物価高と意識変化で「義理チョコ」習慣に異変
職場や知人への感謝の印として2月14日に贈られる「義理チョコ」。しかし近年、この習慣に対して「渡したくない」と考える人が大多数を占めるようになりました。背景には物価高の影響やジェンダー観の変化があり、バレンタインデーへの考え方そのものが変わりつつあります。
「滅びちまえ」と怒りを露わにする30代女性
長野県に住む30代の女性は、バレンタインデーを目前に控えた2月10日、X(旧ツイッター)で「バレンタインなんて滅びちまえ‼」と強い怒りを表明しました。彼女の職場では、男女合わせて30人以上が働いています。

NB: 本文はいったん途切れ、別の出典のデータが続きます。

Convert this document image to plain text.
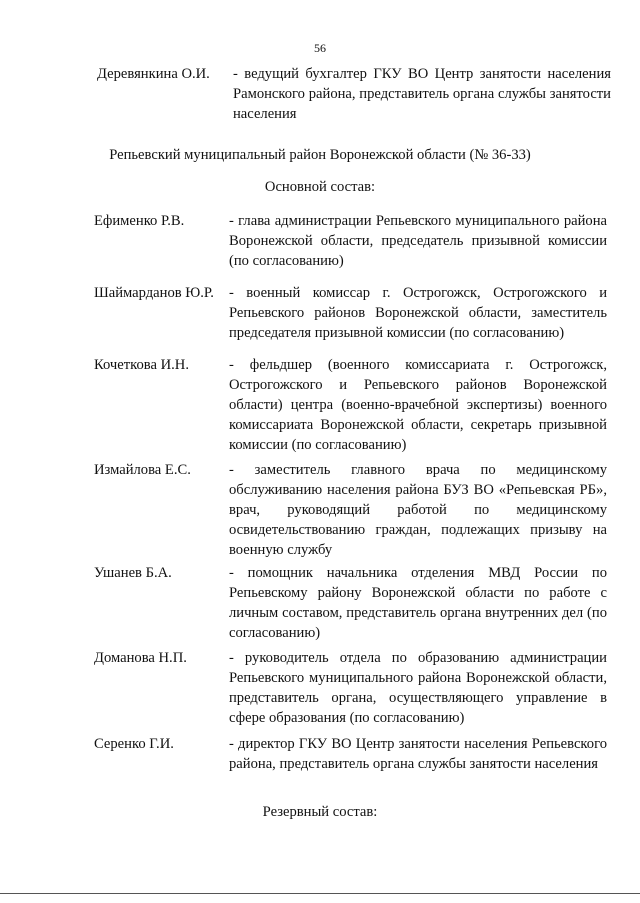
56
Деревянкина О.И. - ведущий бухгалтер ГКУ ВО Центр занятости населения Рамонского района, представитель органа службы занятости населения
Репьевский муниципальный район Воронежской области (№ 36-33)
Основной состав:
Ефименко Р.В.	- глава администрации Репьевского муниципального района Воронежской области, председатель призывной комиссии (по согласованию)
Шаймарданов Ю.Р. - военный комиссар г. Острогожск, Острогожского и Репьевского районов Воронежской области, заместитель председателя призывной комиссии (по согласованию)
Кочеткова И.Н.	- фельдшер (военного комиссариата г. Острогожск, Острогожского и Репьевского районов Воронежской области) центра (военно-врачебной экспертизы) военного комиссариата Воронежской области, секретарь призывной комиссии (по согласованию)
Измайлова Е.С.	- заместитель главного врача по медицинскому обслуживанию населения района БУЗ ВО «Репьевская РБ», врач, руководящий работой по медицинскому освидетельствованию граждан, подлежащих призыву на военную службу
Ушанев Б.А.	- помощник начальника отделения МВД России по Репьевскому району Воронежской области по работе с личным составом, представитель органа внутренних дел (по согласованию)
Доманова Н.П.	- руководитель отдела по образованию администрации Репьевского муниципального района Воронежской области, представитель органа, осуществляющего управление в сфере образования (по согласованию)
Серенко Г.И.	- директор ГКУ ВО Центр занятости населения Репьевского района, представитель органа службы занятости населения
Резервный состав:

ある女性社員から「男性社員に配るから」という理由で、チョコレート代として2千円以上を求められたのです。仕事中に突然告げられたこの要求に、彼女は「カツアゲされたような気分」だと語っています。
不公平感が募る職場の慣習
男性社員も3月14日のホワイトデーにお返しをするものの、男性の人数が多いため1人あたり500円程度で済みます。この不均衡がもやもやを増幅させました。
物価高で節約を心がける中、「回転ずしに2回行ける」金額の出費は大きな負担です。彼女は「令和じゃない」と職場への怒りを隠せず、Xに「なんで義理チョコ強制なんだよ‼」と書き込んでいます。
調査で明らかになった女性の本音
調査会社「インテージ」(東京)の調査によると、働く女性の85.4%が「義理チョコを渡したくない」と回答しています。この数字は、従来の習慣が大きく揺らいでいることを示しています。
新しいバレンタインデーの形
物価高の影響を受け、多くの人々がバレンタインデーの過ごし方を見直しています。
- 自分用チョコ:自分へのご褒美として高品質のチョコレートを購入する傾向
- 推しチョコ:好きなアイドルやキャラクターに関連したチョコレートを楽しむ動き
- 簡素化:手作りや高額な贈り物から、気持ちを重視したシンプルな贈り物へ
ジェンダー観の変化も無視できません。従来の「女性から男性へ」という一方的な贈り物の習慣が、多様な関係性を反映した形へと変容しています。職場では、性別に関係なく感謝を伝える機会として、バレンタインデーを捉え直す動きも出始めています。
社会全体で見直される習慣
義理チョコを巡る議論は、単なる経済的な負担の問題を超えています。職場の人間関係、ジェンダー平等、そして個人の意思尊重といった、より広い社会的課題を浮き彫りにしています。
バレンタインデーという行事そのものが、現代の価値観に合わせて進化を迫られているのです。今後も物価動向や社会意識の変化に応じて、この習慣はさらに変容していくことでしょう。